The goal is for the technology to eventually complement or substitute these aids as the machine vision matures, making it reliable enough to take on the primary safety for a visually impaired person and their perception.
Key to this vision is considering vision impairment as an information access problem rather than a disability.
“Nearly 90 per cent of blind people rely on other humans as their primary mobility aid, with only 6–7 per cent using a guide dog and 10–11 per cent using a cane,” Yearsley said.
Having access to information about surrounding objects in space will be life changing and empowering. With ARIA, vision impaired people have much the same perceptive information as sighted people, enabling greater agency, autonomy, and independence, and levelling the social playing field vis-a-vis people with unimpaired eyesight.
Ethically expanding the model
As users wear ARIA glasses in diverse environments, the model will continuously improve, with its ability to go into more detail always being a moving target.
“The bar for a great experience is always going to increase as people’s perception of the world – and their access to it – opens up,” Yearsley said.
However, as the camera consistently captures information and interprets it via AI, this raises privacy concerns.
To preserve user privacy, processing is encrypted and coded on the device, with data ownership remaining with the individual. Any data used to improve the model is strictly opt-in.
“It’s easy for these things to erode, but if you bake that design into the engineering itself, it gets a lot harder – and we made that decision early to go in that direction.”
Making easy-to-learn sounds
To ensure the sound design is intuitive, ARIA started with simple, real-world interactions. In an initial test, a visually impaired user heard the “tink” of a glass of water and reached out to pick it up.
Following neuro-linguistic programming principles, ARIA’s sound design creates strong physical associations when helping users process new information.
“The illusion is complete – the ARIA-created ‘glass’ sound sounds like a glass would in the real world – so in the user’s mind, it becomes real,” Yearsley said.
Early successes build user confidence, allowing them to expand their interactions incrementally.

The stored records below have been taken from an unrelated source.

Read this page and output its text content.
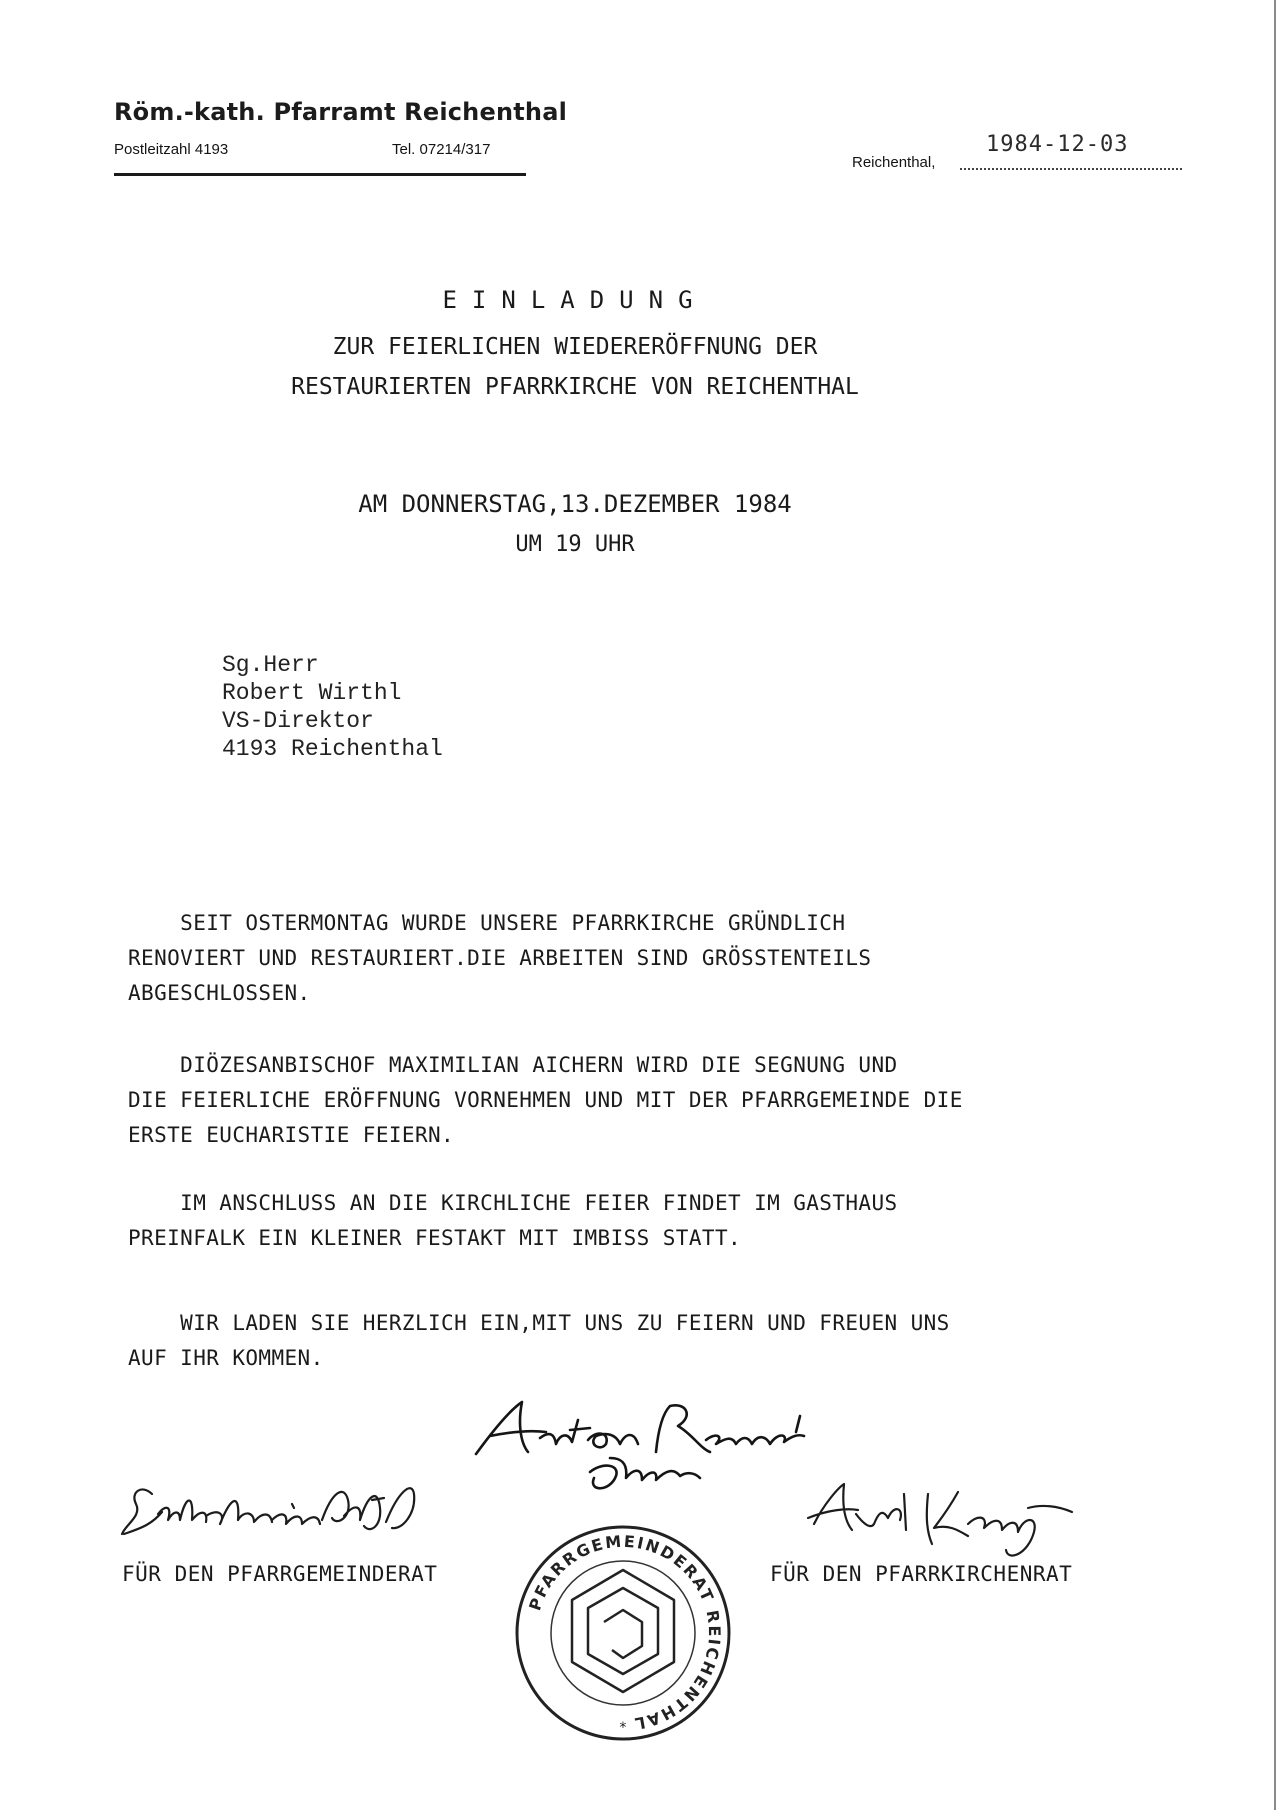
Röm.-kath. Pfarramt Reichenthal
Postleitzahl 4193	Tel. 07214/317
Reichenthal,
1984-12-03
EINLADUNG
ZUR FEIERLICHEN WIEDERERÖFFNUNG DER
RESTAURIERTEN PFARRKIRCHE VON REICHENTHAL
AM DONNERSTAG,13.DEZEMBER 1984
UM 19 UHR
Sg.Herr
Robert Wirthl
VS-Direktor
4193 Reichenthal
SEIT OSTERMONTAG WURDE UNSERE PFARRKIRCHE GRÜNDLICH
RENOVIERT UND RESTAURIERT.DIE ARBEITEN SIND GRÖSSTENTEILS
ABGESCHLOSSEN.
DIÖZESANBISCHOF MAXIMILIAN AICHERN WIRD DIE SEGNUNG UND
DIE FEIERLICHE ERÖFFNUNG VORNEHMEN UND MIT DER PFARRGEMEINDE DIE
ERSTE EUCHARISTIE FEIERN.
IM ANSCHLUSS AN DIE KIRCHLICHE FEIER FINDET IM GASTHAUS
PREINFALK EIN KLEINER FESTAKT MIT IMBISS STATT.
WIR LADEN SIE HERZLICH EIN,MIT UNS ZU FEIERN UND FREUEN UNS
AUF IHR KOMMEN.
FÜR DEN PFARRGEMEINDERAT	FÜR DEN PFARRKIRCHENRAT
PFARRGEMEINDERAT REICHENTHAL
*
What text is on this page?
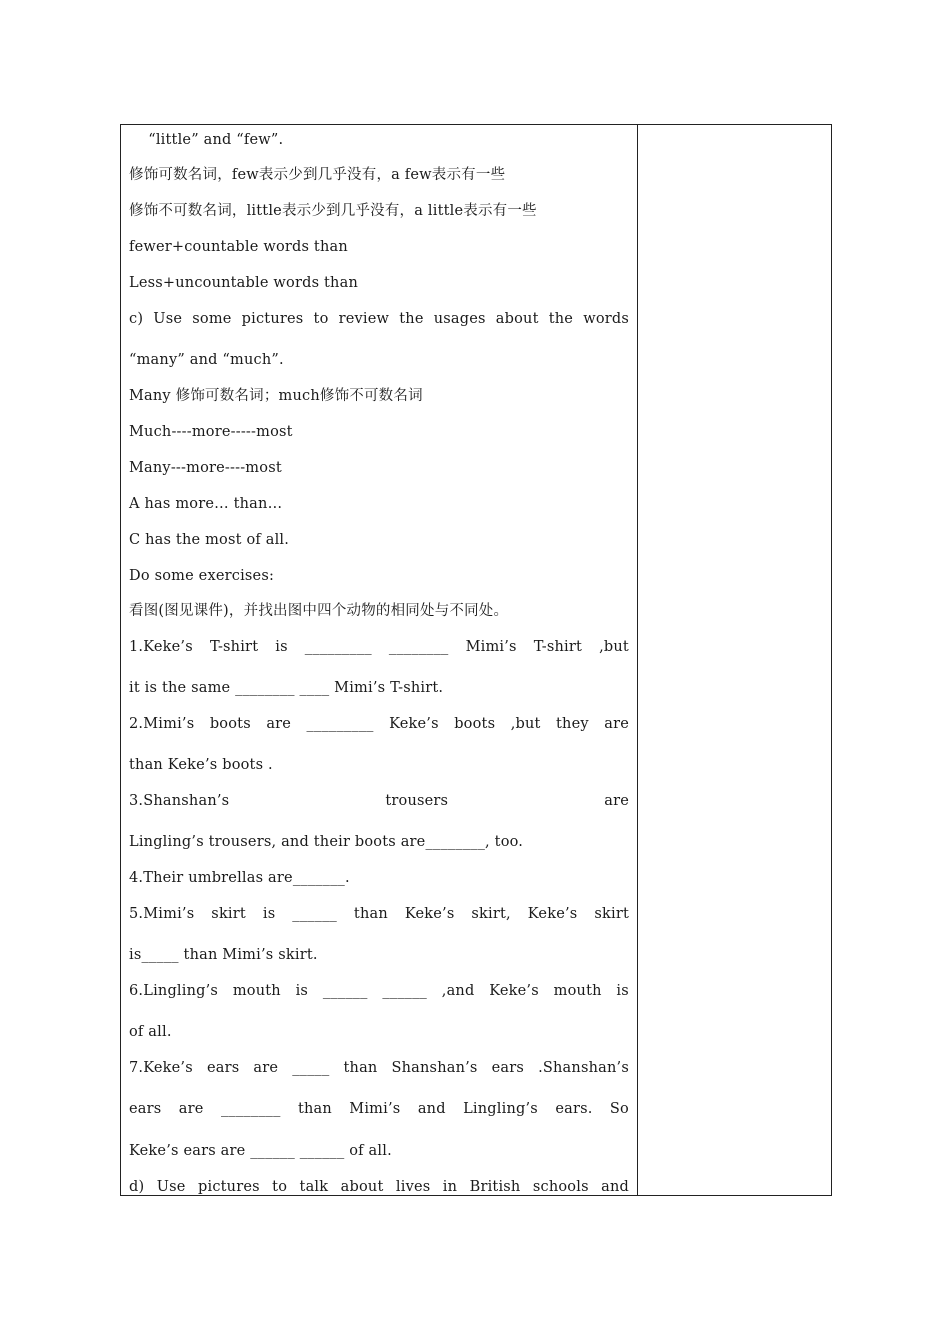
“little” and “few”.
修饰可数名词，few表示少到几乎没有，a few表示有一些
修饰不可数名词，little表示少到几乎没有，a little表示有一些
fewer+countable words than
Less+uncountable words than
c) Use some pictures to review the usages about the words
“many” and “much”.
Many 修饰可数名词；much修饰不可数名词
Much----more-----most
Many---more----most
A has more… than…
C has the most of all.
Do some exercises:
看图(图见课件)，并找出图中四个动物的相同处与不同处。
1.Keke’s T-shirt is _________ ________ Mimi’s T-shirt ,but
it is the same ________ ____ Mimi’s T-shirt.
2.Mimi’s boots are _________ Keke’s boots ,but they are
than Keke’s boots .
3.Shanshan’s	trousers	are
Lingling’s trousers, and their boots are________, too.
4.Their umbrellas are_______.
5.Mimi’s skirt is ______ than Keke’s skirt, Keke’s skirt
is_____ than Mimi’s skirt.
6.Lingling’s mouth is ______ ______ ,and Keke’s mouth is
of all.
7.Keke’s ears are _____ than Shanshan’s ears .Shanshan’s
ears are ________ than Mimi’s and Lingling’s ears. So
Keke’s ears are ______ ______ of all.
d) Use pictures to talk about lives in British schools and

“They might then hear a door handle, be able to walk around to find it and get out of the room.”
Bringing humour and joy into the sound design is critical too.
“We’ve discovered that it’s much easier to help someone learn a new sound if it’s fun,” Yearsley said.

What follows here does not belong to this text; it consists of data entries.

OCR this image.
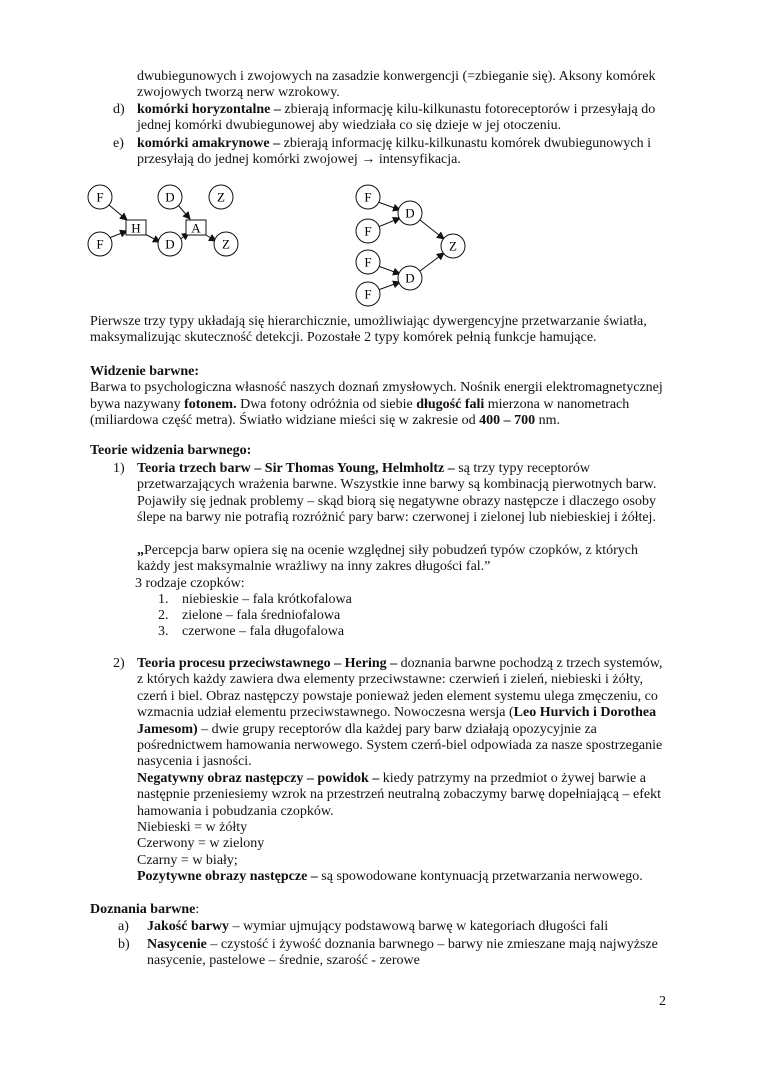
dwubiegunowych i zwojowych na zasadzie konwergencji (=zbieganie się). Aksony komórek
zwojowych tworzą nerw wzrokowy.
d) komórki horyzontalne – zbierają informację kilu-kilkunastu fotoreceptorów i przesyłają do
jednej komórki dwubiegunowej aby wiedziała co się dzieje w jej otoczeniu.
e) komórki amakrynowe – zbierają informację kilku-kilkunastu komórek dwubiegunowych i
przesyłają do jednej komórki zwojowej → intensyfikacja.
Pierwsze trzy typy układają się hierarchicznie, umożliwiając dywergencyjne przetwarzanie światła,
maksymalizując skuteczność detekcji. Pozostałe 2 typy komórek pełnią funkcje hamujące.
Widzenie barwne:
Barwa to psychologiczna własność naszych doznań zmysłowych. Nośnik energii elektromagnetycznej
bywa nazywany fotonem. Dwa fotony odróżnia od siebie długość fali mierzona w nanometrach
(miliardowa część metra). Światło widziane mieści się w zakresie od 400 – 700 nm.
Teorie widzenia barwnego:
1) Teoria trzech barw – Sir Thomas Young, Helmholtz – są trzy typy receptorów
przetwarzających wrażenia barwne. Wszystkie inne barwy są kombinacją pierwotnych barw.
Pojawiły się jednak problemy – skąd biorą się negatywne obrazy następcze i dlaczego osoby
ślepe na barwy nie potrafią rozróżnić pary barw: czerwonej i zielonej lub niebieskiej i żółtej.
„Percepcja barw opiera się na ocenie względnej siły pobudzeń typów czopków, z których
każdy jest maksymalnie wrażliwy na inny zakres długości fal.”
3 rodzaje czopków:
1. niebieskie – fala krótkofalowa
2. zielone – fala średniofalowa
3. czerwone – fala długofalowa
2) Teoria procesu przeciwstawnego – Hering – doznania barwne pochodzą z trzech systemów,
z których każdy zawiera dwa elementy przeciwstawne: czerwień i zieleń, niebieski i żółty,
czerń i biel. Obraz następczy powstaje ponieważ jeden element systemu ulega zmęczeniu, co
wzmacnia udział elementu przeciwstawnego. Nowoczesna wersja (Leo Hurvich i Dorothea
Jamesom) – dwie grupy receptorów dla każdej pary barw działają opozycyjnie za
pośrednictwem hamowania nerwowego. System czerń-biel odpowiada za nasze spostrzeganie
nasycenia i jasności.
Negatywny obraz następczy – powidok – kiedy patrzymy na przedmiot o żywej barwie a
następnie przeniesiemy wzrok na przestrzeń neutralną zobaczymy barwę dopełniającą – efekt
hamowania i pobudzania czopków.
Niebieski = w żółty
Czerwony = w zielony
Czarny = w biały;
Pozytywne obrazy następcze – są spowodowane kontynuacją przetwarzania nerwowego.
Doznania barwne:
a) Jakość barwy – wymiar ujmujący podstawową barwę w kategoriach długości fali
b) Nasycenie – czystość i żywość doznania barwnego – barwy nie zmieszane mają najwyższe
nasycenie, pastelowe – średnie, szarość - zerowe
F	D	Z
F
H
D
A
Z
F
D
F
Z
F
D
F
2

For example, because they eat up money. ARIA sonically represents clocks as the iconic “cuckoo clock” sound.
“People found that amusing and memorable,” he said. “So there’s these little opportunities to portray the world in an interesting and textured way.”
People who are visually impaired make trade offs every day, considering if it’s worth their while to go outside in an environment they are unfamiliar with to get something done.
“The answer is often no, because it’s just too hard, leading to a high incidence of depression and social isolation. So if we can remove the barriers around that information access, we can have an impact on all these other related comorbidities that come from not being able to perceive information.”